Yeah. I mean, I think the market, in general, is recovering. 

I think it’s across all businesses. And I think it’s a combination of our execution because of our strategy and the emphasis on the innovation that we bring to the market. And obviously, as the market gets better, we should take advantage of that. But remember, we have a unique value proposition.

We are a company that has unique portfolio from edge to cloud. Our competitors don’t have all of that. Some have in one area, some have in another area. And what customers want is an integrated experience more and more.

And obviously, the shift to a consumption-driven model is in our favor because once we land a customer in GreenLake, basically, they get what they want, whether it’s at the edge or what is in the core or whether it’s in a managed services for the hybrid model that they are all adopting.

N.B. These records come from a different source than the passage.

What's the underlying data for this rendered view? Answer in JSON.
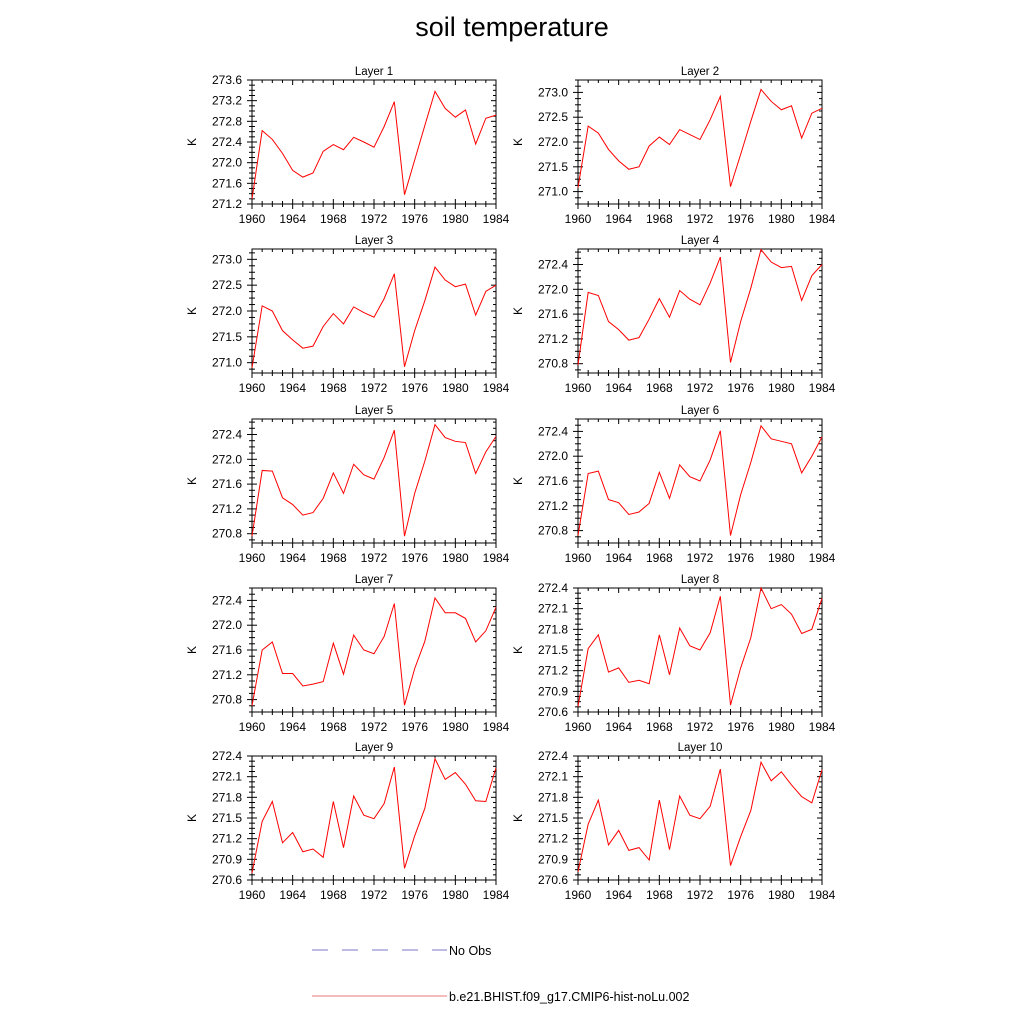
{
  "title": "soil temperature",
  "legend": {
    "items": [
      {
        "label": "No Obs",
        "style": "dashed",
        "color": "#7777cc"
      },
      {
        "label": "b.e21.BHIST.f09_g17.CMIP6-hist-noLu.002",
        "style": "solid",
        "color": "#e87a7a"
      }
    ]
  },
  "chart_data": [
    {
      "type": "line",
      "title": "Layer 1",
      "ylabel": "K",
      "xlim": [
        1960,
        1984
      ],
      "xticks": [
        1960,
        1964,
        1968,
        1972,
        1976,
        1980,
        1984
      ],
      "ylim": [
        271.2,
        273.6
      ],
      "yticks": [
        271.2,
        271.6,
        272.0,
        272.4,
        272.8,
        273.2,
        273.6
      ],
      "ytick_labels": [
        "271.2",
        "271.6",
        "272.0",
        "272.4",
        "272.8",
        "273.2",
        "273.6"
      ],
      "series": [
        {
          "color": "#ff0000",
          "x": [
            1960,
            1961,
            1962,
            1963,
            1964,
            1965,
            1966,
            1967,
            1968,
            1969,
            1970,
            1971,
            1972,
            1973,
            1974,
            1975,
            1976,
            1977,
            1978,
            1979,
            1980,
            1981,
            1982,
            1983,
            1984
          ],
          "values": [
            271.3,
            272.62,
            272.45,
            272.18,
            271.85,
            271.72,
            271.8,
            272.22,
            272.35,
            272.25,
            272.49,
            272.4,
            272.3,
            272.7,
            273.18,
            271.38,
            272.05,
            272.72,
            273.38,
            273.05,
            272.88,
            273.02,
            272.36,
            272.86,
            272.92
          ]
        }
      ]
    },
    {
      "type": "line",
      "title": "Layer 2",
      "ylabel": "K",
      "xlim": [
        1960,
        1984
      ],
      "xticks": [
        1960,
        1964,
        1968,
        1972,
        1976,
        1980,
        1984
      ],
      "ylim": [
        270.75,
        273.25
      ],
      "yticks": [
        271.0,
        271.5,
        272.0,
        272.5,
        273.0
      ],
      "ytick_labels": [
        "271.0",
        "271.5",
        "272.0",
        "272.5",
        "273.0"
      ],
      "series": [
        {
          "color": "#ff0000",
          "x": [
            1960,
            1961,
            1962,
            1963,
            1964,
            1965,
            1966,
            1967,
            1968,
            1969,
            1970,
            1971,
            1972,
            1973,
            1974,
            1975,
            1976,
            1977,
            1978,
            1979,
            1980,
            1981,
            1982,
            1983,
            1984
          ],
          "values": [
            271.08,
            272.32,
            272.18,
            271.85,
            271.62,
            271.45,
            271.5,
            271.92,
            272.1,
            271.95,
            272.25,
            272.15,
            272.05,
            272.45,
            272.92,
            271.1,
            271.75,
            272.42,
            273.06,
            272.82,
            272.65,
            272.73,
            272.08,
            272.58,
            272.68
          ]
        }
      ]
    },
    {
      "type": "line",
      "title": "Layer 3",
      "ylabel": "K",
      "xlim": [
        1960,
        1984
      ],
      "xticks": [
        1960,
        1964,
        1968,
        1972,
        1976,
        1980,
        1984
      ],
      "ylim": [
        270.8,
        273.2
      ],
      "yticks": [
        271.0,
        271.5,
        272.0,
        272.5,
        273.0
      ],
      "ytick_labels": [
        "271.0",
        "271.5",
        "272.0",
        "272.5",
        "273.0"
      ],
      "series": [
        {
          "color": "#ff0000",
          "x": [
            1960,
            1961,
            1962,
            1963,
            1964,
            1965,
            1966,
            1967,
            1968,
            1969,
            1970,
            1971,
            1972,
            1973,
            1974,
            1975,
            1976,
            1977,
            1978,
            1979,
            1980,
            1981,
            1982,
            1983,
            1984
          ],
          "values": [
            270.9,
            272.1,
            272.0,
            271.62,
            271.44,
            271.28,
            271.32,
            271.7,
            271.95,
            271.75,
            272.08,
            271.97,
            271.88,
            272.24,
            272.72,
            270.92,
            271.62,
            272.2,
            272.85,
            272.6,
            272.47,
            272.52,
            271.92,
            272.38,
            272.5
          ]
        }
      ]
    },
    {
      "type": "line",
      "title": "Layer 4",
      "ylabel": "K",
      "xlim": [
        1960,
        1984
      ],
      "xticks": [
        1960,
        1964,
        1968,
        1972,
        1976,
        1980,
        1984
      ],
      "ylim": [
        270.65,
        272.65
      ],
      "yticks": [
        270.8,
        271.2,
        271.6,
        272.0,
        272.4
      ],
      "ytick_labels": [
        "270.8",
        "271.2",
        "271.6",
        "272.0",
        "272.4"
      ],
      "series": [
        {
          "color": "#ff0000",
          "x": [
            1960,
            1961,
            1962,
            1963,
            1964,
            1965,
            1966,
            1967,
            1968,
            1969,
            1970,
            1971,
            1972,
            1973,
            1974,
            1975,
            1976,
            1977,
            1978,
            1979,
            1980,
            1981,
            1982,
            1983,
            1984
          ],
          "values": [
            270.78,
            271.95,
            271.9,
            271.48,
            271.35,
            271.18,
            271.22,
            271.52,
            271.85,
            271.55,
            271.98,
            271.84,
            271.75,
            272.1,
            272.52,
            270.82,
            271.48,
            272.02,
            272.64,
            272.44,
            272.35,
            272.37,
            271.82,
            272.22,
            272.4
          ]
        }
      ]
    },
    {
      "type": "line",
      "title": "Layer 5",
      "ylabel": "K",
      "xlim": [
        1960,
        1984
      ],
      "xticks": [
        1960,
        1964,
        1968,
        1972,
        1976,
        1980,
        1984
      ],
      "ylim": [
        270.65,
        272.65
      ],
      "yticks": [
        270.8,
        271.2,
        271.6,
        272.0,
        272.4
      ],
      "ytick_labels": [
        "270.8",
        "271.2",
        "271.6",
        "272.0",
        "272.4"
      ],
      "series": [
        {
          "color": "#ff0000",
          "x": [
            1960,
            1961,
            1962,
            1963,
            1964,
            1965,
            1966,
            1967,
            1968,
            1969,
            1970,
            1971,
            1972,
            1973,
            1974,
            1975,
            1976,
            1977,
            1978,
            1979,
            1980,
            1981,
            1982,
            1983,
            1984
          ],
          "values": [
            270.76,
            271.82,
            271.81,
            271.38,
            271.27,
            271.1,
            271.14,
            271.37,
            271.78,
            271.45,
            271.92,
            271.75,
            271.68,
            272.03,
            272.47,
            270.76,
            271.45,
            271.97,
            272.56,
            272.35,
            272.29,
            272.27,
            271.77,
            272.12,
            272.37
          ]
        }
      ]
    },
    {
      "type": "line",
      "title": "Layer 6",
      "ylabel": "K",
      "xlim": [
        1960,
        1984
      ],
      "xticks": [
        1960,
        1964,
        1968,
        1972,
        1976,
        1980,
        1984
      ],
      "ylim": [
        270.6,
        272.6
      ],
      "yticks": [
        270.8,
        271.2,
        271.6,
        272.0,
        272.4
      ],
      "ytick_labels": [
        "270.8",
        "271.2",
        "271.6",
        "272.0",
        "272.4"
      ],
      "series": [
        {
          "color": "#ff0000",
          "x": [
            1960,
            1961,
            1962,
            1963,
            1964,
            1965,
            1966,
            1967,
            1968,
            1969,
            1970,
            1971,
            1972,
            1973,
            1974,
            1975,
            1976,
            1977,
            1978,
            1979,
            1980,
            1981,
            1982,
            1983,
            1984
          ],
          "values": [
            270.72,
            271.72,
            271.76,
            271.3,
            271.25,
            271.06,
            271.1,
            271.24,
            271.74,
            271.32,
            271.86,
            271.67,
            271.6,
            271.94,
            272.41,
            270.72,
            271.38,
            271.9,
            272.49,
            272.28,
            272.24,
            272.2,
            271.73,
            272.0,
            272.31
          ]
        }
      ]
    },
    {
      "type": "line",
      "title": "Layer 7",
      "ylabel": "K",
      "xlim": [
        1960,
        1984
      ],
      "xticks": [
        1960,
        1964,
        1968,
        1972,
        1976,
        1980,
        1984
      ],
      "ylim": [
        270.6,
        272.6
      ],
      "yticks": [
        270.8,
        271.2,
        271.6,
        272.0,
        272.4
      ],
      "ytick_labels": [
        "270.8",
        "271.2",
        "271.6",
        "272.0",
        "272.4"
      ],
      "series": [
        {
          "color": "#ff0000",
          "x": [
            1960,
            1961,
            1962,
            1963,
            1964,
            1965,
            1966,
            1967,
            1968,
            1969,
            1970,
            1971,
            1972,
            1973,
            1974,
            1975,
            1976,
            1977,
            1978,
            1979,
            1980,
            1981,
            1982,
            1983,
            1984
          ],
          "values": [
            270.7,
            271.6,
            271.73,
            271.22,
            271.22,
            271.02,
            271.05,
            271.09,
            271.71,
            271.21,
            271.84,
            271.6,
            271.54,
            271.82,
            272.35,
            270.71,
            271.3,
            271.74,
            272.44,
            272.2,
            272.2,
            272.11,
            271.73,
            271.91,
            272.29
          ]
        }
      ]
    },
    {
      "type": "line",
      "title": "Layer 8",
      "ylabel": "K",
      "xlim": [
        1960,
        1984
      ],
      "xticks": [
        1960,
        1964,
        1968,
        1972,
        1976,
        1980,
        1984
      ],
      "ylim": [
        270.6,
        272.4
      ],
      "yticks": [
        270.6,
        270.9,
        271.2,
        271.5,
        271.8,
        272.1,
        272.4
      ],
      "ytick_labels": [
        "270.6",
        "270.9",
        "271.2",
        "271.5",
        "271.8",
        "272.1",
        "272.4"
      ],
      "series": [
        {
          "color": "#ff0000",
          "x": [
            1960,
            1961,
            1962,
            1963,
            1964,
            1965,
            1966,
            1967,
            1968,
            1969,
            1970,
            1971,
            1972,
            1973,
            1974,
            1975,
            1976,
            1977,
            1978,
            1979,
            1980,
            1981,
            1982,
            1983,
            1984
          ],
          "values": [
            270.68,
            271.52,
            271.72,
            271.18,
            271.24,
            271.03,
            271.06,
            271.01,
            271.72,
            271.14,
            271.82,
            271.56,
            271.5,
            271.75,
            272.28,
            270.7,
            271.24,
            271.68,
            272.4,
            272.1,
            272.16,
            272.02,
            271.74,
            271.8,
            272.25
          ]
        }
      ]
    },
    {
      "type": "line",
      "title": "Layer 9",
      "ylabel": "K",
      "xlim": [
        1960,
        1984
      ],
      "xticks": [
        1960,
        1964,
        1968,
        1972,
        1976,
        1980,
        1984
      ],
      "ylim": [
        270.6,
        272.4
      ],
      "yticks": [
        270.6,
        270.9,
        271.2,
        271.5,
        271.8,
        272.1,
        272.4
      ],
      "ytick_labels": [
        "270.6",
        "270.9",
        "271.2",
        "271.5",
        "271.8",
        "272.1",
        "272.4"
      ],
      "series": [
        {
          "color": "#ff0000",
          "x": [
            1960,
            1961,
            1962,
            1963,
            1964,
            1965,
            1966,
            1967,
            1968,
            1969,
            1970,
            1971,
            1972,
            1973,
            1974,
            1975,
            1976,
            1977,
            1978,
            1979,
            1980,
            1981,
            1982,
            1983,
            1984
          ],
          "values": [
            270.7,
            271.45,
            271.74,
            271.14,
            271.29,
            271.01,
            271.05,
            270.93,
            271.74,
            271.07,
            271.82,
            271.54,
            271.49,
            271.71,
            272.24,
            270.77,
            271.24,
            271.64,
            272.36,
            272.06,
            272.16,
            271.99,
            271.75,
            271.74,
            272.23
          ]
        }
      ]
    },
    {
      "type": "line",
      "title": "Layer 10",
      "ylabel": "K",
      "xlim": [
        1960,
        1984
      ],
      "xticks": [
        1960,
        1964,
        1968,
        1972,
        1976,
        1980,
        1984
      ],
      "ylim": [
        270.6,
        272.4
      ],
      "yticks": [
        270.6,
        270.9,
        271.2,
        271.5,
        271.8,
        272.1,
        272.4
      ],
      "ytick_labels": [
        "270.6",
        "270.9",
        "271.2",
        "271.5",
        "271.8",
        "272.1",
        "272.4"
      ],
      "series": [
        {
          "color": "#ff0000",
          "x": [
            1960,
            1961,
            1962,
            1963,
            1964,
            1965,
            1966,
            1967,
            1968,
            1969,
            1970,
            1971,
            1972,
            1973,
            1974,
            1975,
            1976,
            1977,
            1978,
            1979,
            1980,
            1981,
            1982,
            1983,
            1984
          ],
          "values": [
            270.72,
            271.41,
            271.76,
            271.11,
            271.32,
            271.03,
            271.07,
            270.89,
            271.76,
            271.04,
            271.82,
            271.54,
            271.49,
            271.67,
            272.21,
            270.81,
            271.23,
            271.61,
            272.31,
            272.04,
            272.17,
            271.98,
            271.81,
            271.72,
            272.2
          ]
        }
      ]
    }
  ]
}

And HPC, I’m very bullish about HPC because ultimately, the data sets we see in customer sites continue to grow. And they all need AI machine learning at one point in time.

hpe cor mar 21 - 3

Bullish about HPC (including MCS) with data sets continuing to grow. Perhaps this is something to hold onto as we move deeper into HPE’s financial year 2021. In his interview with financial news channel, CNBC, Neri emphasized how HPE was back to pre-pandemic numbers, even better in most regards. “HPC and MCS are on track to deliver full year FY21 growth of 8 – 12% with over $2B in contracts.”

As for the planned move to Texas and the recent power grid failure, Neri expressed few concerns. When it comes to how HPE will continue to operate in the US, Neri made it clear that “we will continue with social distancing and mandate masks when we open our offices because now they remain closed.” With HPE share price up 20% for 2021, perhaps HPE’s execution is going well after all, financial transformation included.